Thursday, May 12, 2016

The Outside

I wake up and something's wrong. My legs won't move, I try, they do not budge. I've heard of this, sleep paralysis, a strange, rare place between asleep and awake. I open my mouth, stale morning air, last night's wine, no words. I wait for the hallucinations, they are supposed to come. I wait for the creature to rest on top of me, suffocate what's left of me, as I lie helpless against the pressure.

I see the light stream through my dirty, crooked blinds. The garbage truck outside, I know it's Tuesday, I see the clothes I threw on the ground last night. The details are too fine to be a dream, I know I am awake. I try again to move, even the slightest thing, a toe at the end of my foot. I peer down like a hospital patient after some great wreck, the doctors say he'll never walk again, come on, come on, you can do it, just one toe, just one little toe.
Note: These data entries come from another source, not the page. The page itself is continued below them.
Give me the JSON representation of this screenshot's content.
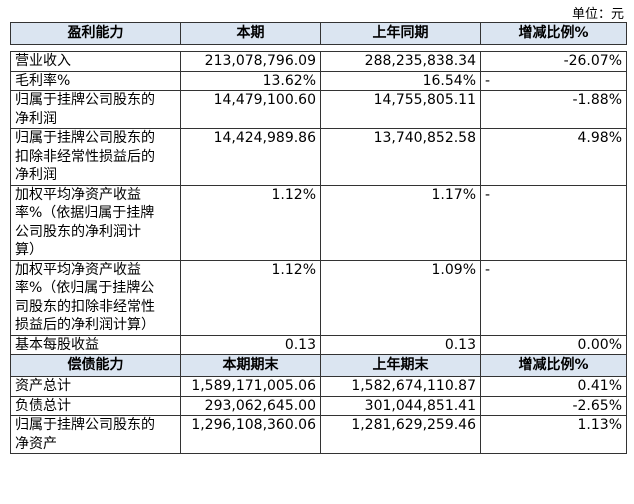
{
  "unit": "单位：元",
  "sections": [
    {
      "header": [
        "盈利能力",
        "本期",
        "上年同期",
        "增减比例%"
      ],
      "rows": [
        [
          "营业收入",
          "213,078,796.09",
          "288,235,838.34",
          "-26.07%"
        ],
        [
          "毛利率%",
          "13.62%",
          "16.54%",
          "-"
        ],
        [
          "归属于挂牌公司股东的净利润",
          "14,479,100.60",
          "14,755,805.11",
          "-1.88%"
        ],
        [
          "归属于挂牌公司股东的扣除非经常性损益后的净利润",
          "14,424,989.86",
          "13,740,852.58",
          "4.98%"
        ],
        [
          "加权平均净资产收益率%（依据归属于挂牌公司股东的净利润计算）",
          "1.12%",
          "1.17%",
          "-"
        ],
        [
          "加权平均净资产收益率%（依归属于挂牌公司股东的扣除非经常性损益后的净利润计算）",
          "1.12%",
          "1.09%",
          "-"
        ],
        [
          "基本每股收益",
          "0.13",
          "0.13",
          "0.00%"
        ]
      ]
    },
    {
      "header": [
        "偿债能力",
        "本期期末",
        "上年期末",
        "增减比例%"
      ],
      "rows": [
        [
          "资产总计",
          "1,589,171,005.06",
          "1,582,674,110.87",
          "0.41%"
        ],
        [
          "负债总计",
          "293,062,645.00",
          "301,044,851.41",
          "-2.65%"
        ],
        [
          "归属于挂牌公司股东的净资产",
          "1,296,108,360.06",
          "1,281,629,259.46",
          "1.13%"
        ]
      ]
    }
  ]
}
Am I sweating? Am I hot, cold? How can I be sure of anything anymore? Birds chirp and the room begins to shift. Does it? I am awake. Am I asleep? I wait for something to come from the closet, a corner, crawling across the ceiling like a horror film, creaking its neck in unnatural ways, pouncing and devouring me. And it is true that I am stuck and stretched; one part tragedy, one part comedy.
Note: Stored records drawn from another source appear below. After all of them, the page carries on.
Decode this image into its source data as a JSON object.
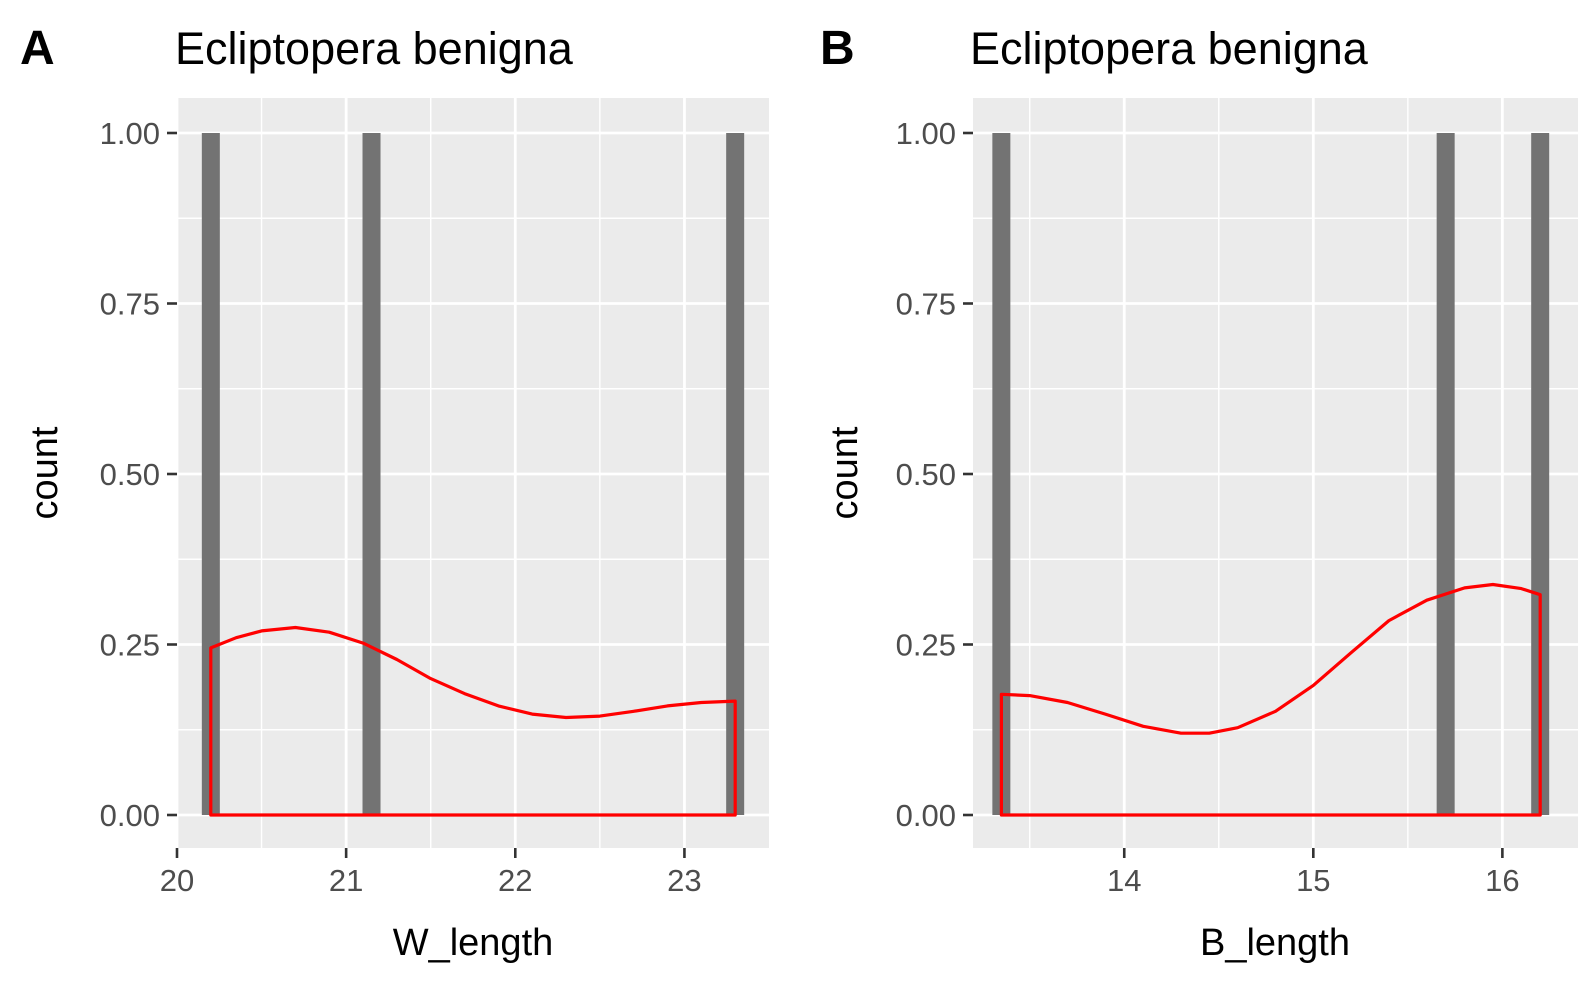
{
  "chart_data": [
    {
      "type": "histogram",
      "panel_label": "A",
      "title": "Ecliptopera benigna",
      "xlabel": "W_length",
      "ylabel": "count",
      "xlim": [
        20.0,
        23.5
      ],
      "ylim": [
        0,
        1.0
      ],
      "x_ticks": [
        20,
        21,
        22,
        23
      ],
      "x_tick_labels": [
        "20",
        "21",
        "22",
        "23"
      ],
      "y_ticks": [
        0,
        0.25,
        0.5,
        0.75,
        1.0
      ],
      "y_tick_labels": [
        "0.00",
        "0.25",
        "0.50",
        "0.75",
        "1.00"
      ],
      "bars": [
        {
          "x": 20.2,
          "count": 1
        },
        {
          "x": 21.15,
          "count": 1
        },
        {
          "x": 23.3,
          "count": 1
        }
      ],
      "density_curve": {
        "color": "#ff0000",
        "x": [
          20.2,
          20.35,
          20.5,
          20.7,
          20.9,
          21.1,
          21.3,
          21.5,
          21.7,
          21.9,
          22.1,
          22.3,
          22.5,
          22.7,
          22.9,
          23.1,
          23.3
        ],
        "y": [
          0.245,
          0.26,
          0.27,
          0.275,
          0.268,
          0.252,
          0.228,
          0.2,
          0.178,
          0.16,
          0.148,
          0.143,
          0.145,
          0.152,
          0.16,
          0.165,
          0.167
        ]
      },
      "bar_color": "#737373",
      "panel_background": "#ebebeb",
      "grid": true
    },
    {
      "type": "histogram",
      "panel_label": "B",
      "title": "Ecliptopera benigna",
      "xlabel": "B_length",
      "ylabel": "count",
      "xlim": [
        13.2,
        16.4
      ],
      "ylim": [
        0,
        1.0
      ],
      "x_ticks": [
        14,
        15,
        16
      ],
      "x_tick_labels": [
        "14",
        "15",
        "16"
      ],
      "y_ticks": [
        0,
        0.25,
        0.5,
        0.75,
        1.0
      ],
      "y_tick_labels": [
        "0.00",
        "0.25",
        "0.50",
        "0.75",
        "1.00"
      ],
      "bars": [
        {
          "x": 13.35,
          "count": 1
        },
        {
          "x": 15.7,
          "count": 1
        },
        {
          "x": 16.2,
          "count": 1
        }
      ],
      "density_curve": {
        "color": "#ff0000",
        "x": [
          13.35,
          13.5,
          13.7,
          13.9,
          14.1,
          14.3,
          14.45,
          14.6,
          14.8,
          15.0,
          15.2,
          15.4,
          15.6,
          15.8,
          15.95,
          16.1,
          16.2
        ],
        "y": [
          0.177,
          0.175,
          0.165,
          0.148,
          0.13,
          0.12,
          0.12,
          0.128,
          0.152,
          0.19,
          0.238,
          0.285,
          0.315,
          0.333,
          0.338,
          0.332,
          0.323
        ]
      },
      "bar_color": "#737373",
      "panel_background": "#ebebeb",
      "grid": true
    }
  ]
}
I close my eyes, the one thing I can control. Maybe if I go to sleep in a while this will all be over. I will get up and get dressed and go out into the world, doing a little more than I would have done, conquering what's left for me to conquer. But the sleep doesn't come, the sunlight still streams in and I am here. Footsteps above me, footsteps outside. I want to cry out for help, a subtle but convincing cry, I don't want them to think I'm dying. But maybe I am. Not that it matters.

Footsteps turn to thuds, something I feel deep inside. A shadow by my window, the streaks in my room grow cloudy, the creature is here at last. If I will not go outside the outside will find me, and it has, and it is tall, and big, and black, and is standing in my corner. I try to move, I try to sleep, it's too absurd. I close my eyes, a human ostrich, hiding in my own head. But I can hear it coming toward me, everything I've ever known, everything I've yet to do, everything I've never done, walking slowly across my floor. It joins me on the bed, deep impressions in the sheets. My eyes tighten, my body, everything tightens, if only I could ease and loosen and let it out, if only I could make one sound, move one toe. But here I am, waiting, stuck somewhere in the middle. I'd laugh, maybe, a little, if I could. If I had a little more time.